Ik schreef "in zekere zin waarneembaar". Soms zelfs echt. Het ging me erom dat ze niet zo "unobservable" zijn als de unobservables in de fysica.
Ik weet niet precies tegen welk gebruik van "unobservables" in de natuurkunde je je verzet; ik vermoed echter dat het niet eens zo ver aflicht van wat ik bedoel, juist omdat een groot aantal wetenschapsfilosofen juist een natuurkundigde achtergrond hebben.
De enige directe waarneming die je aan een factor kunt doen is als de factor uit 1 'observeerbare' variabele bestaat. Als een factor al uit twee items is opgebouwd, komt er (een klein beetje) interpretatie aan te pas. En zelfs dan heb je eerst nog de data moeten interpreteren om te 'weten' dat het slechts een 1-item factor betrof.
Dat klinkt nogal triviaal, maar zoals ik met mijn verwijzing naar logisch positivisme al probeerde aan te geven zijn er complete scholen van filosofen die stellen dat interpretatie niet tot echte kennis kan leiden.

Ik hecht toch wel aan de benaming verklarende variabelen. In de statistiek zijn verklarende variabelen ook waarneembaar, of instelbaar.

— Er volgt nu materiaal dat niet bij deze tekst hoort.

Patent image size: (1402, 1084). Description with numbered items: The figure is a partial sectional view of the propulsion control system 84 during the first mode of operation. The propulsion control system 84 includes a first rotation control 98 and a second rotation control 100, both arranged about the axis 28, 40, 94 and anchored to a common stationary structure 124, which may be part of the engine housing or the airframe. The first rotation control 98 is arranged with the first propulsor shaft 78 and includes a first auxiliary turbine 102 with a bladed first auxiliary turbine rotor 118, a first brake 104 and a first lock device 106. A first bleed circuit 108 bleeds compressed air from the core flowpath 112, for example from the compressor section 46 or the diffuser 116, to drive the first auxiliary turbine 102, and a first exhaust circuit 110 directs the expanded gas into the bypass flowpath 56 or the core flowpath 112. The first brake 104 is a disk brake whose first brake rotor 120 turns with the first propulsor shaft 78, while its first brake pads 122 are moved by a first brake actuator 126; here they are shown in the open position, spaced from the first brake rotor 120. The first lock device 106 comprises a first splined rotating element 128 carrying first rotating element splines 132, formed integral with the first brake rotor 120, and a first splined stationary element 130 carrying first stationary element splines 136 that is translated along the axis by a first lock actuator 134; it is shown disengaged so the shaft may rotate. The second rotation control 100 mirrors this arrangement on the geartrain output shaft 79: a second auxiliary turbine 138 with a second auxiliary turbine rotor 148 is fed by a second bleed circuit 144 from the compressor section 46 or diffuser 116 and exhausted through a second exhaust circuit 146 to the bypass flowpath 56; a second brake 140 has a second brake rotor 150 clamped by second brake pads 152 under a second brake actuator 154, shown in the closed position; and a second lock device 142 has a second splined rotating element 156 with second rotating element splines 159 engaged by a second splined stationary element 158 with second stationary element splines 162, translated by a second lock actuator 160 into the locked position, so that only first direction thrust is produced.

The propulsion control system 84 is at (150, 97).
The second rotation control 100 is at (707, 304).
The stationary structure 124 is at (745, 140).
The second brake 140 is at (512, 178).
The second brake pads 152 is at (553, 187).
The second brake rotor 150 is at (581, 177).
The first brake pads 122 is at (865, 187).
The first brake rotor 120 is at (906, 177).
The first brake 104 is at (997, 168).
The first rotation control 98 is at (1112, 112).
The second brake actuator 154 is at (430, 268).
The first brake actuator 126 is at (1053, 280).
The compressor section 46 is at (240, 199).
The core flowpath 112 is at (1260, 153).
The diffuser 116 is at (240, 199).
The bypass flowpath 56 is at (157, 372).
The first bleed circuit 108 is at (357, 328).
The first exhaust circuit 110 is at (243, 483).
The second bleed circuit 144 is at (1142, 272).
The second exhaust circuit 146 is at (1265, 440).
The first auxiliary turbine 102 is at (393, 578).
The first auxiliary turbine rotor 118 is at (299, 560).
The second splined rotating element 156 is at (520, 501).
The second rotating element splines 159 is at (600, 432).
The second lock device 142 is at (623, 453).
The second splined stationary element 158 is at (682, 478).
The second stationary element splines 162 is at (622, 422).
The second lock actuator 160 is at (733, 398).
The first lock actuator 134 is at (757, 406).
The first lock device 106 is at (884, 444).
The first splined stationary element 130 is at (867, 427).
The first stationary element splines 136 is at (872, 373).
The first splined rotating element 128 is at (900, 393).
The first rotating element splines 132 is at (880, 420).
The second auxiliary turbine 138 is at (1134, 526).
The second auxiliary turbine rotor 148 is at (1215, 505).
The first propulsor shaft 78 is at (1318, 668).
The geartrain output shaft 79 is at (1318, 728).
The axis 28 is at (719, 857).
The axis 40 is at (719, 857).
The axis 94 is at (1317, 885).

Maar volgens mij niet precies hetzelfde. De term is sowieso niet heel erg specifiek; bedoel je bijvoorbeeld onafhankelijke (verklarende) versus afhankelijke (verklaarde) variabelen? Of bedoel je slechts die variabelen die een grote verklarende kracht bezitten? Daarnaast is een 'geobserveerde' verklarende variabele in het ene model exogeen (verklarend), terwijl dezelfde 'geobserveerde' variabele in het andere model endogeen (verklaard) is. In beide modellen blijven het echter wel geobserveerde variabelen.
OK, ik denk dat ik me vooral verzette tegen het "geobserveerde". Daar ben ik nog niet echt gelukkig mee.
Heb er even een boek bij gepakt om het mogelijk wat "aanvaardbaarder" te maken. Using Multivariate Statistics (Tabachnick & Fidell, 2007:650) "because there are normally fewer factors than observed variables...", ook een google search geeft me de indruk dat ik niet de enige ben die in deze context over observeerbare variabelen spreekt.

Waarom zo de nadruk op matrixalgebra? Het gebruik daarvan is niet essentieel voor factoranalyse.

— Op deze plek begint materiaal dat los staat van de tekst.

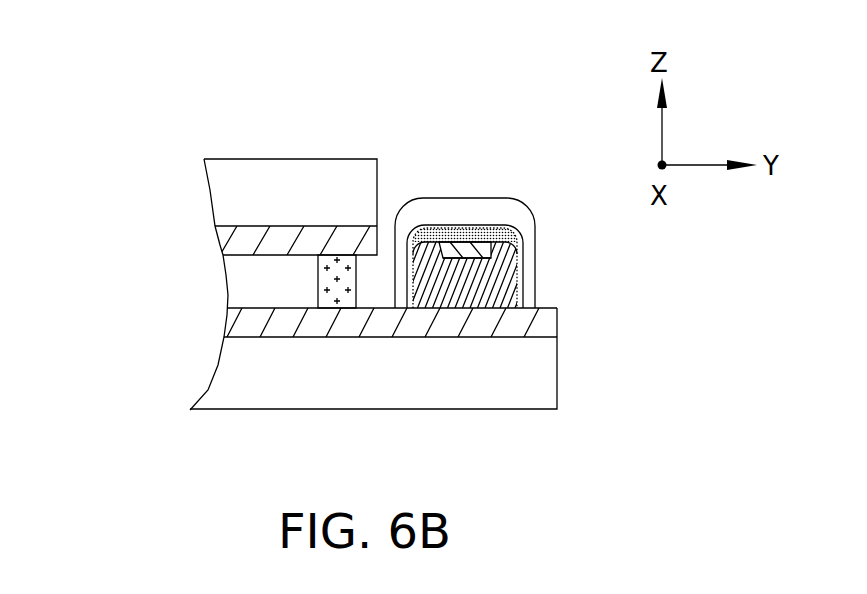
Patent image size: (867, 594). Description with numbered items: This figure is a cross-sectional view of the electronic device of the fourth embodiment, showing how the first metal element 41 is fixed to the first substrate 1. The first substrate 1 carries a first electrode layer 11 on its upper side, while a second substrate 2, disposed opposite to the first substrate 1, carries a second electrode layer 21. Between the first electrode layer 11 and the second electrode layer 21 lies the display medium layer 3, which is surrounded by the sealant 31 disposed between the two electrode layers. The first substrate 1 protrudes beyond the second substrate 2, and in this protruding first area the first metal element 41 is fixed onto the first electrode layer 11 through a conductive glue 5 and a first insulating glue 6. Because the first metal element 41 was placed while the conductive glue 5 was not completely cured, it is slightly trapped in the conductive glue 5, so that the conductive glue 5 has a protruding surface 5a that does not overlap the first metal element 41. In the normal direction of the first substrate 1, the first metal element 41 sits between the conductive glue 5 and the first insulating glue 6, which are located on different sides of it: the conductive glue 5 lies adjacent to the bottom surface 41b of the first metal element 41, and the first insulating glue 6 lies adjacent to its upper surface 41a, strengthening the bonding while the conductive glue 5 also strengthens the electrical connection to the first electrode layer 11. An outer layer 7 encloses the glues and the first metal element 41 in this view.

The first substrate 1 is at (352, 358).
The first electrode layer 11 is at (242, 322).
The second substrate 2 is at (268, 207).
The second electrode layer 21 is at (232, 242).
The display medium layer 3 is at (244, 285).
The sealant 31 is at (318, 292).
The conductive glue 5 is at (495, 284).
The protruding surface 5a is at (507, 228).
The first insulating glue 6 is at (522, 234).
The second protective layer 7 is at (522, 214).
The first metal element 41 is at (490, 254).
The upper surface 41a is at (460, 229).
The bottom surface 41b is at (458, 258).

Een boude bewering; even een korte opsomming van matrices waar je m.i. bij factoranalyse niet zonder kunt: het begint al bij de correlatiematrix; factor-score matrix, factor-loadings matrix, pattern-matrix, factor-score coefficienten matrix, structuur-matrix, Factor correlatie matrix, Eigenwaarde matrix, Eigenwaarde vector matrix.
Bij een 2 factor model kan ik me voorstellen hoe je een oplossing kunt benaderen zonden matrices te gebruiken (bijvoorbeeld grafisch), maar de nadruk ligt er dan op dat je a) de oplossing slechts benadert en b) tot twee dimensies beperkt bent. De enige manier om bijvoorbeeld een rotatie met meer dan 2 factoren uit te voeren is echt via matrixalgebra.
Alleen als het eigenwaardeprobleem aan de orde komt, heb je recht van spreken. Alle andere genoemde matrices zijn gewoon getalverzamelingen. Een factoranalyse hoeft niet perse als eigenwaardeprobleem behandeld te worden, al is dat de gangbare analysevorm. Er zijn grafische methoden, zoals je al aangaf en ad hoc-methoden.
Matrices zijn per definitie 'getal'-verzamelingen. Het gaat juist om de bewerkingen die op deze verzamelingen worden uitgevoerd. Bijvoorbeeld ook bij het roteren van factor-scores (doorgaans essentieel) ontkom je niet aan matrixalgebra. Ik weet niet precies wat je precies met ad hoc-methoden bedoelt, maar beperkte benaderingen & speciale gevallen zijn voor mij geen overtuigende voorbeelden om aan te geven dat matrixalgebra niet essentieel is bij factoranalyse.